Using pot as a way to stop crying probably isn't a good sign huh?
Meh, some people pop Prozac, you smoke weed. Po-tay-to. po-tah-to
she was mega hot - except for the poop under her fingernails
No it wasn't her, this girl had both hands.
Totally just grabbed the wrong dick. Damn this tequila.
We went to his house and he brought a jar of pickles to bed. I think im in love.

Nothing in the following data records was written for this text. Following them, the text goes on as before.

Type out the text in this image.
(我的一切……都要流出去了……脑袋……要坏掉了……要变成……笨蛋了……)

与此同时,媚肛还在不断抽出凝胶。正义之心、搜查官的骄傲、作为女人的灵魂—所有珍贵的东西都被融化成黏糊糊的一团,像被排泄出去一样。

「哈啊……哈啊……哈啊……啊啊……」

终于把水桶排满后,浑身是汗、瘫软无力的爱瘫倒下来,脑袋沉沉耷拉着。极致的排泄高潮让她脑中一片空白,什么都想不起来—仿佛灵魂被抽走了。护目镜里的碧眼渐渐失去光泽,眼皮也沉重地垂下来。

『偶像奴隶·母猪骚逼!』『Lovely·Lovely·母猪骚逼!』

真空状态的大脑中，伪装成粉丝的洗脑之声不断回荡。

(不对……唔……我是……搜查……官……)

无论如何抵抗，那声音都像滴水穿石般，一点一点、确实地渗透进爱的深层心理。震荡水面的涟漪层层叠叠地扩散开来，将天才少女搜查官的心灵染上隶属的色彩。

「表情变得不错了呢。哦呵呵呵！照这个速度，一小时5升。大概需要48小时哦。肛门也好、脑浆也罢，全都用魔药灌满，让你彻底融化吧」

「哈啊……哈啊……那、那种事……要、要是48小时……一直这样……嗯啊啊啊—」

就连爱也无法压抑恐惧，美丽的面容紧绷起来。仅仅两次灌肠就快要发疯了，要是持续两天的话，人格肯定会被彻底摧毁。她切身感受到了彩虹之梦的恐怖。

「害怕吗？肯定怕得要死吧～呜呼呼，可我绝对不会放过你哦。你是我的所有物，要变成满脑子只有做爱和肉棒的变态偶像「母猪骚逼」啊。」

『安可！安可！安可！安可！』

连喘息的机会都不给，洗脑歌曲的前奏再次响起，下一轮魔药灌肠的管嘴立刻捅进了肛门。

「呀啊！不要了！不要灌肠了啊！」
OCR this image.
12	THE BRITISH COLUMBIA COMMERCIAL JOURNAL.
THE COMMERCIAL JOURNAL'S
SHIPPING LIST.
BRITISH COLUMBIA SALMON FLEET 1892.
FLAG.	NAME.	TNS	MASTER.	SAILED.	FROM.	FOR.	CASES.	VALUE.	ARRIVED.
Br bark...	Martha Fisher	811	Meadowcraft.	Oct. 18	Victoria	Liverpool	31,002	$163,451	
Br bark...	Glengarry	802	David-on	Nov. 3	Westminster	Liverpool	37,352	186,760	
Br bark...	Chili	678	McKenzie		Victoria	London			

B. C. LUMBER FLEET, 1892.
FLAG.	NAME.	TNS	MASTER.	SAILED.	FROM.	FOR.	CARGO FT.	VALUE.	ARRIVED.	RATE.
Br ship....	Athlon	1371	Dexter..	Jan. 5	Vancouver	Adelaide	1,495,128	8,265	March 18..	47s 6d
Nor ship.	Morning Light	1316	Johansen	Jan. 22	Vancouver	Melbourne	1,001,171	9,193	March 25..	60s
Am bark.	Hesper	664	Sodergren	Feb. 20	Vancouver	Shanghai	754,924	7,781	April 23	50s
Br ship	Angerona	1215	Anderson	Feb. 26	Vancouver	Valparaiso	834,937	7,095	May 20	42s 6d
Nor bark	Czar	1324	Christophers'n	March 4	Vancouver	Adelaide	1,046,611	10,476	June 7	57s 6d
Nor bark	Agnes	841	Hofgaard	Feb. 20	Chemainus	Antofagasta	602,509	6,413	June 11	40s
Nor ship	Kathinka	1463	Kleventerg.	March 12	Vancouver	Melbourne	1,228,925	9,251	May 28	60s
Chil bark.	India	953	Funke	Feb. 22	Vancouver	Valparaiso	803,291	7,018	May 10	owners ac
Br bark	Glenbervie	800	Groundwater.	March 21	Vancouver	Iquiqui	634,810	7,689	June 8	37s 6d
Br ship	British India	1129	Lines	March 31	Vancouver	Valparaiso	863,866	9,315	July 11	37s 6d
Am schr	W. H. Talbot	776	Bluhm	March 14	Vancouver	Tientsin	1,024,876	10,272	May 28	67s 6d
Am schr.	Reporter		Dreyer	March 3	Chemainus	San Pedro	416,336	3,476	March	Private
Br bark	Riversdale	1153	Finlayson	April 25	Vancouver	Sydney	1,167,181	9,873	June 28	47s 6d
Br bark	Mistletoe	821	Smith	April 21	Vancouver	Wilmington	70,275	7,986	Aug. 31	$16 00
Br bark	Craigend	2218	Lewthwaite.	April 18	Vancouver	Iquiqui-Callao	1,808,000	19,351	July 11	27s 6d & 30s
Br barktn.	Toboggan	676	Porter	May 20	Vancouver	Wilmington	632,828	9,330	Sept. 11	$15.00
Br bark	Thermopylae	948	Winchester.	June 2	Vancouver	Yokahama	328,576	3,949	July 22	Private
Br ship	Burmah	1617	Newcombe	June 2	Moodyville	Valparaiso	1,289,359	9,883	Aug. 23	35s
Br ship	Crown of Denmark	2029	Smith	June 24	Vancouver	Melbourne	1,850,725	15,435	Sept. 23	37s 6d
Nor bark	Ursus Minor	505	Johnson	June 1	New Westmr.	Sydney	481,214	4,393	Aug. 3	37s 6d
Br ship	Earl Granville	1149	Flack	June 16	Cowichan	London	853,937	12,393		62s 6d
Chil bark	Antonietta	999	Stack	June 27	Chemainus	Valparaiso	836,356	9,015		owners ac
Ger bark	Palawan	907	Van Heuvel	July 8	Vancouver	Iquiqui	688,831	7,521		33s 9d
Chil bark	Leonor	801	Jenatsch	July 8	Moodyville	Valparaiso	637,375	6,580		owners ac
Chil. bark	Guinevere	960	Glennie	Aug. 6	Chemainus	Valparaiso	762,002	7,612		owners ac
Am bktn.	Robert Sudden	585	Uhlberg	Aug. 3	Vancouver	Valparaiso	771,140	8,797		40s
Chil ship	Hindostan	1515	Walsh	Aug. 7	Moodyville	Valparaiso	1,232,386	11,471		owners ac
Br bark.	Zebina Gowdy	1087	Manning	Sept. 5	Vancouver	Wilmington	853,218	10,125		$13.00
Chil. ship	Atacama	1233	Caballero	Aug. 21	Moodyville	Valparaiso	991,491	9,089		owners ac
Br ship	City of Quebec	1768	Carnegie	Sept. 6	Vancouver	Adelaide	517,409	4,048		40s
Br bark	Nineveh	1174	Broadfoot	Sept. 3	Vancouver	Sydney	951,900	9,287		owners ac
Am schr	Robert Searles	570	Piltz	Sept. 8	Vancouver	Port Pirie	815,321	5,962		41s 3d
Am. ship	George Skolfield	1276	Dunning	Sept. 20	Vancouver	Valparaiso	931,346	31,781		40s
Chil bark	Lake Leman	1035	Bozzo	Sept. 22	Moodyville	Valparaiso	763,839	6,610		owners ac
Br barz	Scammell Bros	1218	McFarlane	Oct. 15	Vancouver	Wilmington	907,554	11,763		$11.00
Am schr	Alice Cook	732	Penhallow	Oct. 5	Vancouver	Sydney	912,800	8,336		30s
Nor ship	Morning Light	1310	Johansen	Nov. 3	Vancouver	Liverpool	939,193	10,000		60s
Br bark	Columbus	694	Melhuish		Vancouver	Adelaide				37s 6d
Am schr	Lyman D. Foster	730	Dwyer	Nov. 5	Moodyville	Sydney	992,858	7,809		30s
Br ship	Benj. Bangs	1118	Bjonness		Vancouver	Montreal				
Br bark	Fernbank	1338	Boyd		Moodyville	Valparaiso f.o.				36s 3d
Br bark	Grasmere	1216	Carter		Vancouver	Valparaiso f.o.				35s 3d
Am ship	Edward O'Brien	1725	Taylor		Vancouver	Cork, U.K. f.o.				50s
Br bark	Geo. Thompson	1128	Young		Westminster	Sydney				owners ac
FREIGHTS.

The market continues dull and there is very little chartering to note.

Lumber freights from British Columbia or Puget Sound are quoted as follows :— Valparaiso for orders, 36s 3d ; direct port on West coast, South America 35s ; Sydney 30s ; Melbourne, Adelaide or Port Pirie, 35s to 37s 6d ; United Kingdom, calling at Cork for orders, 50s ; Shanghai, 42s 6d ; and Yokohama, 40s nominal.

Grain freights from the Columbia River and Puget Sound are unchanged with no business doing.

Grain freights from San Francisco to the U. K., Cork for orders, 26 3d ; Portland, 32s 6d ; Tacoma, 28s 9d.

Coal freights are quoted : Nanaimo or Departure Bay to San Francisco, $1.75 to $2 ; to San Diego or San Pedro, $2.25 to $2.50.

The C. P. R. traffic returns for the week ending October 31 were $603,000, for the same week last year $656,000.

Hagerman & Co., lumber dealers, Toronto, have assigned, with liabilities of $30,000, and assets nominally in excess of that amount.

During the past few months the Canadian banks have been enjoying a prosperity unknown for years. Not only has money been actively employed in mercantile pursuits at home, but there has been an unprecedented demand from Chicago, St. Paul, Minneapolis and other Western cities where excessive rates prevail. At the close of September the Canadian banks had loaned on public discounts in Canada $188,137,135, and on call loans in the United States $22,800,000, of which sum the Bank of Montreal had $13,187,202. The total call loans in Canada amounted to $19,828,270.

I don't know ur idea of a good first date but I'm pretty sure it shouldn't include him holding my hair while I puke in the street
I keep calling his kid the wring name. This is not helping my cause. And by cause mean his dick
You picked a jagger girl up claimed her then walked out the door with her that was the last we saw of you
And the cockring thing wasn't sexual.
I think we've entered a low point in our relationship when I'm sending you pictures of pubic hair designs "because they're funny"
I "liked" his changed relationship status just to show him I'm ok with the fact he found someone not as pretty as me
I dipped out before he woke up, but I made sure to take the pizza with me.
That sad moment when the drawer I used to keep condoms in now has poptarts in it..
He's ready to settle down, whereas I'm like "More shots please"
I was supposed to go on a date tonight but I cancelled because I found out the Lizzie McGuire movie is on Netflix.